Monday, August 27, 2007
Dr Beetroot and the Stolen Records
This is my take on the whole Manto Tshabalala-Msimang vs The Sunday Times controversy.
Being an Information Security professional I am going to relate it as I see it. And the way I see it both the minister and the paper are correct.
For those of you who read this blog and are not from South Africa I'm going to put a bit of background down for you. If you are from South Africa you can safely skip the next little bit - you know this already.
Manto Tshabalala-Msimang is the Minister of Health and is also known as Dr Beetroot because of her criticized belief that AIDS is cured better through vegetables than medicine. This belief kills people every day and the opposition want her to leave the government because of it.
The Sunday Times newspaper is the most popular weekly newspaper in South Africa and they published an article that hinted very strongly that the minister was an alcoholic without actually saying it outright. They worked this out because of evidence that came from her medical records when she was in hospital and had alcohol when she was not supposed to.
The Minister has not denied the fact that she had alcohol while in hospital but has been upset that the Sunday Times had a copy of her medical records. (This is typical government spin doctoring; according to Nick Naylor from Thank You For Smoking: "That's the beauty of argument, if you argue correctly, you're never wrong". But thats not the point of this post.)
The point is that the Sunday Times did not steal the documentation. They merely happened to get a copy of it. And, once they had a copy, it is their duty to report on news they think the country should know about. And, of course, the whole country is following this very closely so the Sunday Times was right to publish.
So, where does information come from? That is the big question. In Information Security we have a saying "protect all the information that you don't want to read about in tomorrow's newspaper". The Sunday Times is a respectable, "non-tabloid" newspaper. I can't picture their staff crawling around in hospitals, looking for medical records or hacking into medical systems.
Somehow there was a leak in the hospital and this is who the minister should be going after but its a lot easier to sue a newspaper than a hospital especially for the minister of health who would like to pretend that all is well with patient records in hospitals.

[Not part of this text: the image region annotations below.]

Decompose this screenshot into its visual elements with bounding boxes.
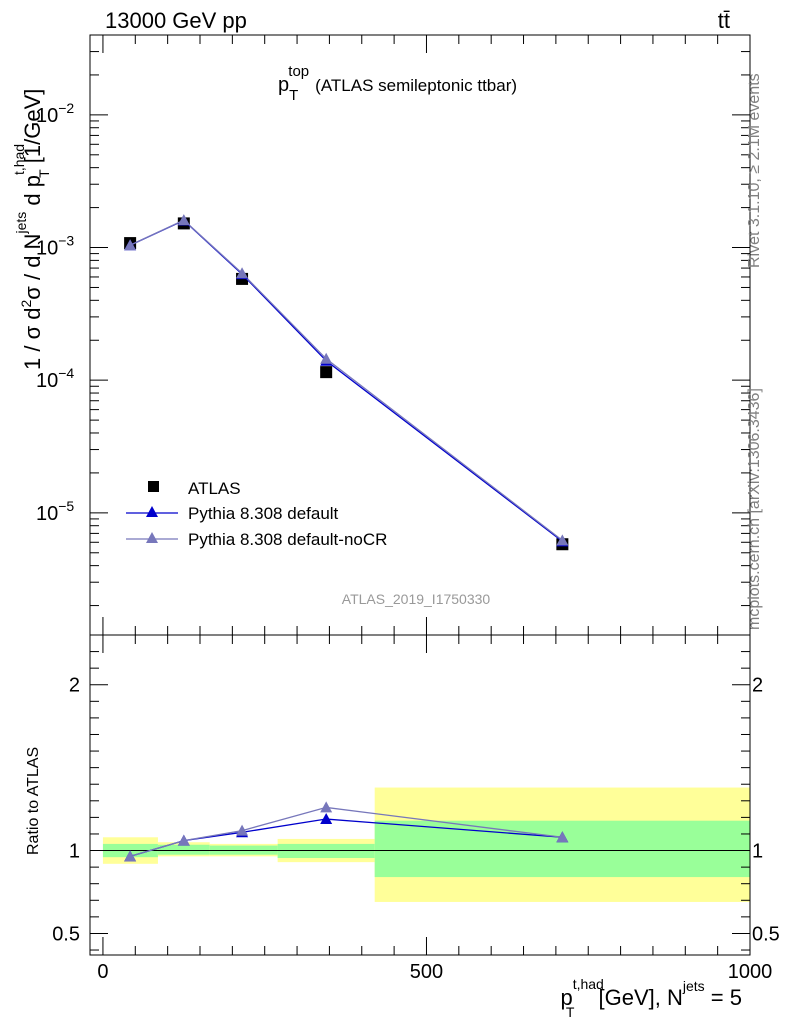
main-marks	[124, 214, 569, 551]
nocr-data-point	[320, 352, 333, 364]
ratio-y-tick-label-right: 1	[752, 841, 763, 863]
ylabel-e: d p	[20, 175, 45, 212]
main-y-tick-exp: −2	[58, 100, 74, 116]
title-rest: (ATLAS semileptonic ttbar)	[315, 76, 517, 95]
ratio-x-ticks: 0 500 1000	[97, 635, 772, 983]
xlabel-d: [GeV], N	[592, 985, 682, 1010]
header-left: 13000 GeV pp	[105, 8, 247, 33]
ratio-y-tick-label-left: 0.5	[52, 923, 80, 945]
legend-marker-nocr	[146, 532, 158, 543]
ratio-nocr-point	[236, 824, 249, 836]
plot-title: pTtop (ATLAS semileptonic ttbar)	[278, 63, 517, 104]
ratio-default-point	[320, 813, 333, 825]
ratio-panel: 0.5 0.5 1 1 2 2 0 500 1000 Ratio to ATLAS pt,ha…	[25, 634, 780, 1020]
ylabel-f: t,had	[11, 144, 27, 175]
main-y-tick-label: 10−5	[36, 498, 74, 525]
ratio-x-tick-label: 500	[410, 961, 443, 983]
xlabel-f: = 5	[705, 985, 742, 1010]
main-y-axis-label: 1 / σ d2σ / d Njets d pt,had T [1/GeV]	[11, 89, 52, 370]
legend-marker-atlas	[148, 481, 159, 492]
main-y-tick-label: 10−4	[36, 365, 74, 392]
main-y-tick-exp: −4	[58, 365, 74, 381]
main-y-tick-exp: −5	[58, 498, 74, 514]
ratio-nocr-point	[556, 831, 569, 843]
ratio-y-tick-label-right: 0.5	[752, 923, 780, 945]
main-y-tick-base: 10	[36, 370, 58, 392]
main-x-ticks	[102, 35, 751, 635]
main-y-tick-base: 10	[36, 238, 58, 260]
ratio-y-tick-label-right: 2	[752, 675, 763, 697]
ratio-band-inner	[157, 844, 210, 855]
ratio-nocr-point	[124, 850, 137, 862]
ratio-y-ticks: 0.5 0.5 1 1 2 2	[52, 651, 780, 951]
main-y-tick-base: 10	[36, 105, 58, 127]
legend-label-default: Pythia 8.308 default	[188, 504, 339, 523]
ratio-nocr-point	[177, 834, 190, 846]
ylabel-c: σ / d N	[20, 234, 45, 300]
main-y-tick-label: 10−2	[36, 100, 74, 127]
ratio-band-inner	[374, 820, 750, 878]
analysis-watermark: ATLAS_2019_I1750330	[342, 591, 491, 607]
main-y-ticks: 10−510−410−310−2	[36, 34, 750, 607]
main-y-tick-label: 10−3	[36, 233, 74, 260]
ratio-x-tick-label: 1000	[728, 961, 773, 983]
rivet-version-label: Rivet 3.1.10, ≥ 2.1M events	[746, 73, 763, 268]
nocr-data-point	[124, 239, 137, 251]
xlabel-b: t,had	[573, 976, 604, 992]
main-y-tick-base: 10	[36, 503, 58, 525]
ylabel-h: [1/GeV]	[20, 89, 45, 170]
ylabel-b: 2	[18, 300, 34, 308]
x-axis-label: pt,had T [GeV], Njets = 5	[560, 976, 742, 1020]
ratio-nocr-point	[320, 801, 333, 813]
ylabel-g: T	[36, 169, 52, 178]
legend-label-nocr: Pythia 8.308 default-noCR	[188, 530, 387, 549]
header-right: tt̄	[718, 8, 730, 33]
atlas-data-point	[320, 366, 333, 379]
title-sub: T	[289, 87, 298, 104]
legend: ATLAS Pythia 8.308 default Pythia 8.308 …	[126, 479, 387, 549]
legend-label-atlas: ATLAS	[188, 479, 241, 498]
ratio-marks	[124, 801, 569, 862]
legend-marker-default	[146, 506, 158, 517]
ratio-y-tick-label-left: 2	[69, 675, 80, 697]
xlabel-e: jets	[682, 978, 705, 994]
title-sup: top	[288, 63, 309, 80]
ratio-bands	[102, 787, 750, 902]
ratio-y-tick-label-left: 1	[69, 841, 80, 863]
xlabel-a: p	[560, 985, 572, 1010]
ylabel-a: 1 / σ d	[20, 308, 45, 371]
ratio-x-tick-label: 0	[97, 961, 108, 983]
xlabel-c: T	[566, 1004, 575, 1020]
main-panel: 10−510−410−310−2 pTtop(ATLAS semileptoni…	[11, 34, 751, 636]
title-p: p	[278, 74, 289, 96]
nocr-data-point	[236, 267, 249, 279]
main-y-tick-exp: −3	[58, 233, 74, 249]
ratio-frame	[89, 634, 751, 956]
ratio-y-axis-label: Ratio to ATLAS	[25, 747, 42, 855]
ylabel-d: jets	[13, 212, 29, 235]
nocr-data-point	[177, 214, 190, 226]
nocr-data-point	[556, 534, 569, 546]
mcplots-source-label: mcplots.cern.ch [arXiv:1306.3436]	[746, 388, 763, 630]
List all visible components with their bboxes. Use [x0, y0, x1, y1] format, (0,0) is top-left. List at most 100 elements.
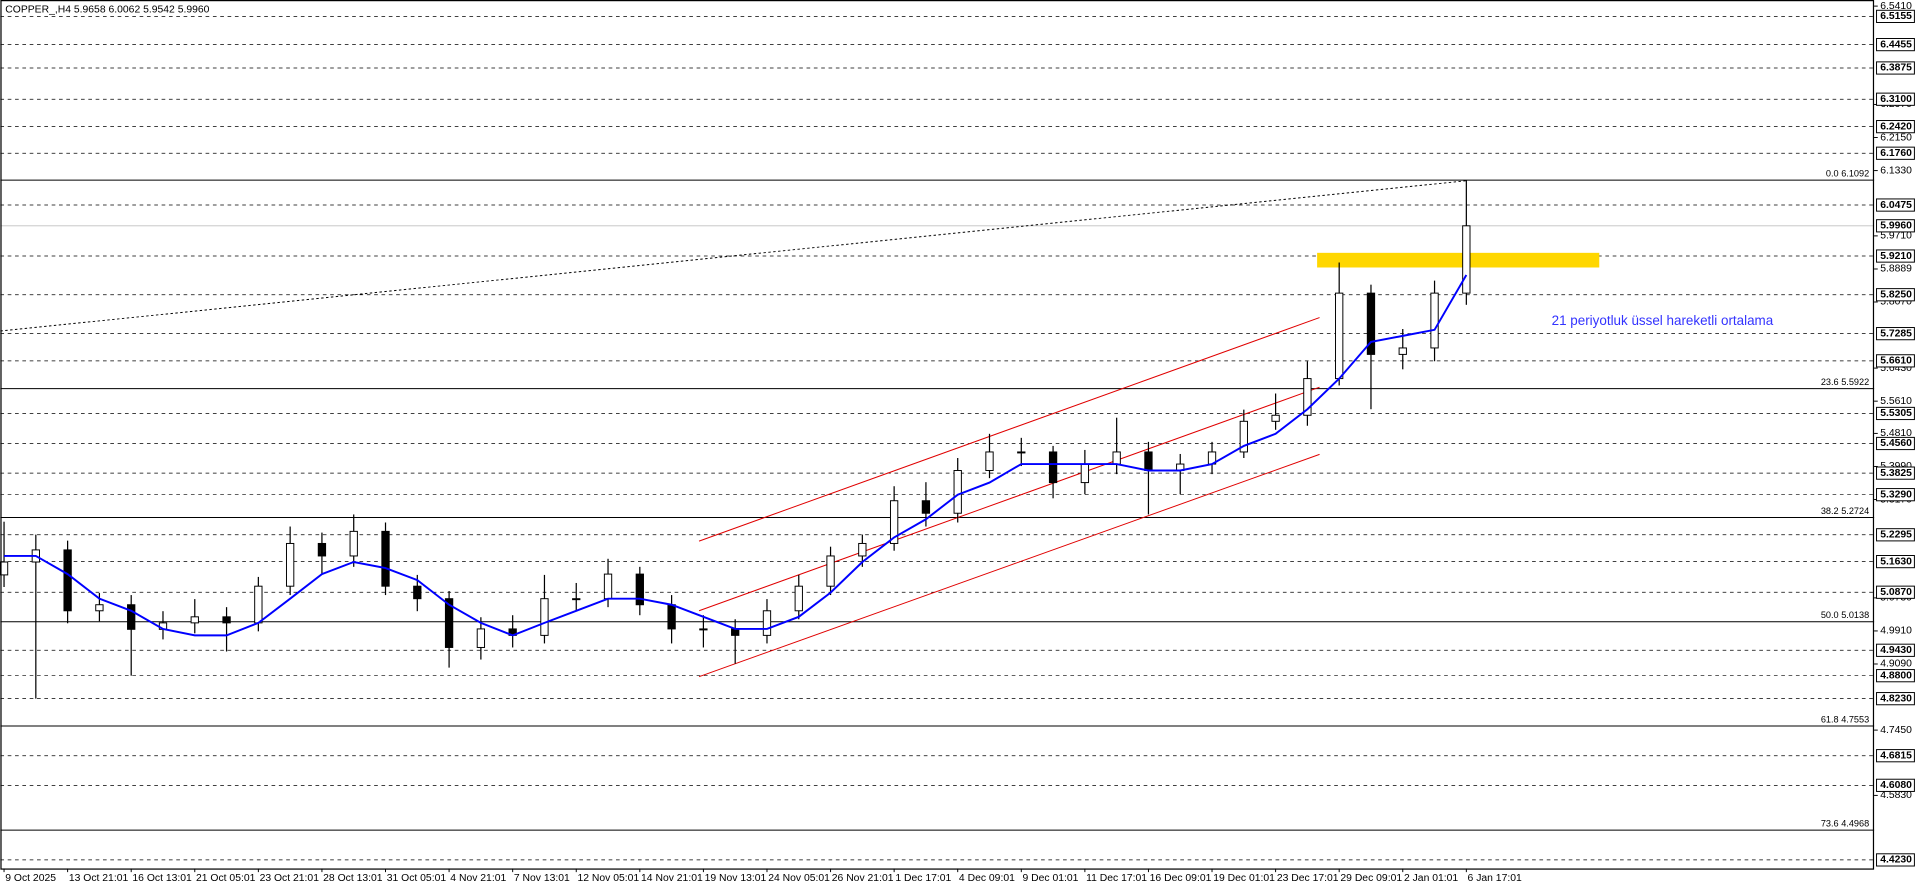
- candle-body: [127, 604, 136, 630]
- level-box: [1876, 692, 1915, 706]
- y-tick-label: 5.8070: [1880, 297, 1912, 308]
- level-box: [1876, 406, 1915, 421]
- candle-body: [953, 470, 962, 514]
- level-label: 4.6080: [1880, 780, 1912, 791]
- x-tick-label: 23 Oct 21:01: [260, 873, 320, 884]
- candle-body: [1144, 451, 1153, 471]
- level-box: [1876, 669, 1915, 683]
- price-axis: 6.54106.29706.21506.13305.97105.88895.80…: [3, 1, 1915, 884]
- candle-body: [699, 628, 708, 631]
- x-tick-label: 6 Jan 17:01: [1468, 873, 1522, 884]
- candle-body: [667, 604, 676, 630]
- candle-body: [921, 500, 931, 514]
- x-tick-label: 19 Nov 13:01: [705, 873, 767, 884]
- fib-label: 61.8 4.7553: [1821, 714, 1869, 724]
- fib-label: 50.0 5.0138: [1821, 610, 1869, 620]
- level-box: [1876, 778, 1915, 792]
- level-label: 4.4230: [1880, 855, 1912, 866]
- x-tick-label: 12 Nov 05:01: [577, 873, 639, 884]
- candle-body: [1398, 347, 1407, 355]
- support-zone: [1317, 252, 1600, 268]
- x-tick-label: 29 Dec 09:01: [1340, 873, 1402, 884]
- x-tick-label: 24 Nov 05:01: [768, 873, 830, 884]
- level-box: [1876, 466, 1915, 480]
- x-tick-label: 2 Jan 01:01: [1404, 873, 1458, 884]
- x-tick-label: 19 Dec 01:01: [1213, 873, 1275, 884]
- level-label: 5.7285: [1880, 328, 1912, 339]
- level-box: [1876, 288, 1915, 302]
- level-label: 5.3290: [1880, 489, 1912, 500]
- candle-body: [572, 598, 581, 601]
- candle-body: [985, 451, 994, 471]
- y-tick-label: 6.1330: [1880, 165, 1912, 176]
- candle-body: [1017, 451, 1026, 454]
- level-box: [1876, 9, 1915, 23]
- level-label: 6.3100: [1880, 94, 1912, 105]
- x-tick-label: 9 Oct 2025: [5, 873, 56, 884]
- candle-body: [1239, 420, 1248, 453]
- level-box: [1876, 436, 1915, 451]
- trendline: [0, 180, 1467, 332]
- level-label: 4.8230: [1880, 693, 1912, 704]
- channel-lower: [698, 453, 1320, 678]
- level-label: 5.1630: [1880, 556, 1912, 567]
- candle-body: [794, 585, 803, 612]
- candle-body: [285, 542, 295, 587]
- level-box: [1876, 749, 1915, 763]
- level-box: [1876, 643, 1915, 657]
- candle-body: [603, 573, 613, 600]
- candle-body: [540, 598, 549, 636]
- plot-frame: [0, 0, 1875, 870]
- x-tick-label: 4 Dec 09:01: [959, 873, 1015, 884]
- candle-body: [858, 542, 867, 557]
- current-price-label: 5.9960: [1880, 221, 1912, 232]
- annotation: 21 periyotluk üssel hareketli ortalama: [1552, 313, 1774, 328]
- y-tick-label: 4.7450: [1880, 725, 1912, 736]
- level-label: 4.9430: [1880, 645, 1912, 656]
- level-box: [1876, 146, 1915, 160]
- level-box: [1876, 38, 1915, 52]
- level-label: 5.5305: [1880, 408, 1912, 419]
- channel-upper: [698, 317, 1320, 542]
- y-tick-label: 6.2150: [1880, 132, 1912, 143]
- candle-body: [95, 604, 104, 612]
- level-label: 6.3875: [1880, 63, 1912, 74]
- x-tick-label: 7 Nov 13:01: [514, 873, 570, 884]
- x-tick-label: 11 Dec 17:01: [1086, 873, 1147, 884]
- level-box: [1876, 528, 1915, 542]
- level-label: 6.2420: [1880, 121, 1912, 132]
- y-tick-label: 6.5410: [1880, 1, 1912, 12]
- fib-label: 38.2 5.2724: [1821, 506, 1869, 516]
- level-label: 5.9210: [1880, 251, 1912, 262]
- level-label: 4.8800: [1880, 670, 1912, 681]
- fib-label: 23.6 5.5922: [1821, 377, 1869, 387]
- candle-body: [1303, 378, 1312, 416]
- x-tick-label: 31 Oct 05:01: [387, 873, 447, 884]
- level-box: [1876, 585, 1915, 599]
- fib-label: 73.6 4.4968: [1821, 818, 1869, 828]
- level-box: [1876, 61, 1915, 75]
- candle-body: [635, 573, 644, 606]
- y-tick-label: 5.5610: [1880, 396, 1912, 407]
- level-label: 6.5155: [1880, 11, 1912, 22]
- level-label: 6.4455: [1880, 39, 1912, 50]
- y-tick-label: 5.8889: [1880, 264, 1912, 275]
- y-tick-label: 4.9910: [1880, 626, 1912, 637]
- x-tick-label: 9 Dec 01:01: [1023, 873, 1079, 884]
- current-price-box: [1876, 219, 1915, 233]
- x-tick-label: 1 Dec 17:01: [895, 873, 951, 884]
- level-box: [1876, 853, 1915, 867]
- candle-body: [222, 616, 231, 624]
- level-label: 5.8250: [1880, 289, 1912, 300]
- candle-body: [63, 549, 72, 612]
- x-tick-label: 23 Dec 17:01: [1277, 873, 1339, 884]
- levels: 0.0 6.1092 23.6 5.5922 38.2 5.2724 50.0 5.0…: [0, 16, 1875, 861]
- channel-middle: [698, 386, 1320, 612]
- candle-body: [1112, 451, 1121, 465]
- y-tick-label: 5.6430: [1880, 363, 1912, 374]
- level-label: 4.6815: [1880, 750, 1912, 761]
- fib-label: 0.0 6.1092: [1826, 168, 1869, 178]
- y-tick-label: 5.9710: [1880, 231, 1912, 242]
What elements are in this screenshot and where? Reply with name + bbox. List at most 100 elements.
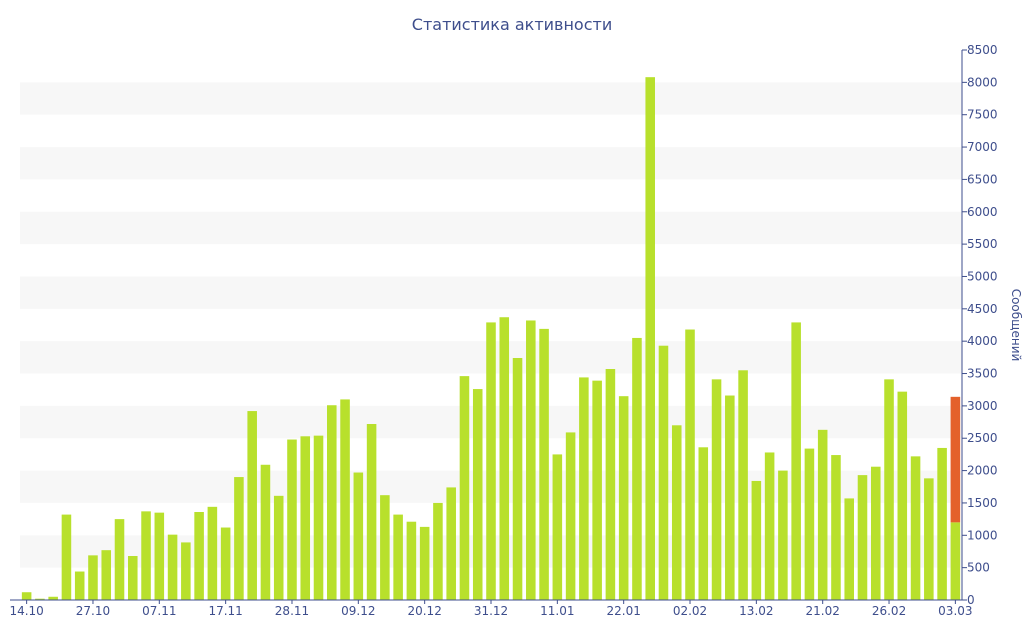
bar [910, 456, 921, 600]
bar [194, 512, 204, 600]
bar [273, 495, 284, 600]
bar [21, 592, 32, 600]
x-tick-label: 09.12 [341, 604, 375, 618]
x-tick-label: 20.12 [407, 604, 441, 618]
y-tick-label: 2500 [967, 431, 998, 445]
bar [419, 526, 430, 600]
x-tick-label: 22.01 [606, 604, 640, 618]
bar [300, 436, 311, 600]
bar [88, 555, 98, 600]
bar [817, 429, 828, 600]
x-tick-label: 11.01 [540, 604, 574, 618]
bar [220, 527, 231, 600]
y-axis-title: Сообщений [1009, 289, 1023, 362]
bar [658, 345, 669, 600]
y-tick-label: 6000 [967, 205, 998, 219]
grid-band [20, 276, 962, 309]
bar [512, 358, 523, 600]
y-tick-label: 4500 [967, 302, 998, 316]
bar [897, 391, 908, 600]
bar [287, 439, 297, 600]
bar [154, 512, 165, 600]
bar [181, 542, 191, 600]
bar [393, 514, 403, 600]
bar [472, 389, 483, 600]
bar-highlight [950, 396, 961, 523]
bar [313, 435, 324, 600]
bar [366, 424, 377, 600]
chart-title: Статистика активности [411, 15, 613, 34]
bar [950, 522, 961, 600]
bar [539, 328, 549, 600]
y-tick-label: 4000 [967, 334, 998, 348]
bar [114, 519, 125, 600]
y-tick-label: 8500 [967, 43, 998, 57]
y-tick-label: 3500 [967, 367, 998, 381]
x-tick-label: 02.02 [673, 604, 707, 618]
y-tick-label: 500 [967, 561, 990, 575]
x-tick-label: 21.02 [806, 604, 840, 618]
axes [10, 50, 963, 601]
bar [167, 534, 178, 600]
bar [380, 495, 390, 600]
bar [592, 380, 602, 600]
y-axis-ticks: 0 500 1000 1500 2000 2500 3000 3500 4000 4500 5000… [962, 43, 998, 607]
bar [499, 317, 510, 600]
x-axis-ticks: 14.10 27.10 07.11 17.11 28.11 09.12 20.12 31.12… [9, 600, 973, 618]
bar [924, 478, 934, 600]
bar [101, 550, 112, 600]
x-tick-label: 31.12 [474, 604, 508, 618]
bar [698, 447, 709, 600]
bar [671, 425, 682, 600]
bar [552, 454, 563, 600]
x-tick-label: 17.11 [208, 604, 242, 618]
bar [804, 448, 815, 600]
x-tick-label: 26.02 [872, 604, 906, 618]
bar [844, 498, 855, 600]
bar [618, 396, 629, 600]
bar [526, 320, 536, 600]
y-tick-label: 7500 [967, 108, 998, 122]
bar [433, 502, 443, 600]
bar [327, 405, 337, 600]
x-tick-label: 27.10 [76, 604, 110, 618]
bar [764, 452, 775, 600]
bar [605, 369, 616, 600]
bars [21, 77, 961, 601]
y-tick-label: 6500 [967, 172, 998, 186]
bar [353, 472, 364, 600]
bar [579, 377, 589, 600]
bar [778, 470, 788, 600]
bar [632, 337, 642, 600]
bar [751, 480, 762, 600]
bar [459, 376, 470, 600]
bar [884, 379, 894, 600]
bar [725, 395, 735, 600]
bar [711, 379, 722, 600]
bar [74, 571, 85, 600]
bar [340, 399, 350, 600]
x-tick-label: 13.02 [739, 604, 773, 618]
x-tick-label: 03.03 [938, 604, 972, 618]
bar [486, 322, 496, 600]
bar [141, 511, 151, 600]
y-tick-label: 5000 [967, 269, 998, 283]
bar [857, 475, 868, 600]
bar [831, 455, 841, 600]
bar [207, 506, 218, 600]
bar [738, 370, 748, 600]
bar [127, 556, 138, 600]
bar [35, 598, 45, 600]
x-tick-label: 28.11 [275, 604, 309, 618]
x-tick-label: 14.10 [9, 604, 43, 618]
bar [791, 322, 801, 600]
y-tick-label: 0 [967, 593, 975, 607]
grid-band [20, 211, 962, 245]
y-tick-label: 8000 [967, 75, 998, 89]
bar [446, 487, 456, 600]
bar [48, 596, 58, 600]
bar [234, 477, 244, 600]
bar [61, 514, 72, 600]
y-tick-label: 7000 [967, 140, 998, 154]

The Minister is right that her private details should be kept private but once it is in the newspaper it is too late. It should have been protected from the start and the hospital is (in my humble opinion not being a lawyer) to blame.
If the Minister does take up the issue with the hospital then some questions may arise as to why she used a private hospital for an operation that could have been done at a public hospital and why the government does not protect patients (even at private hospitals) from having their records go missing, ending up at newspapers. Maybe California can help her out.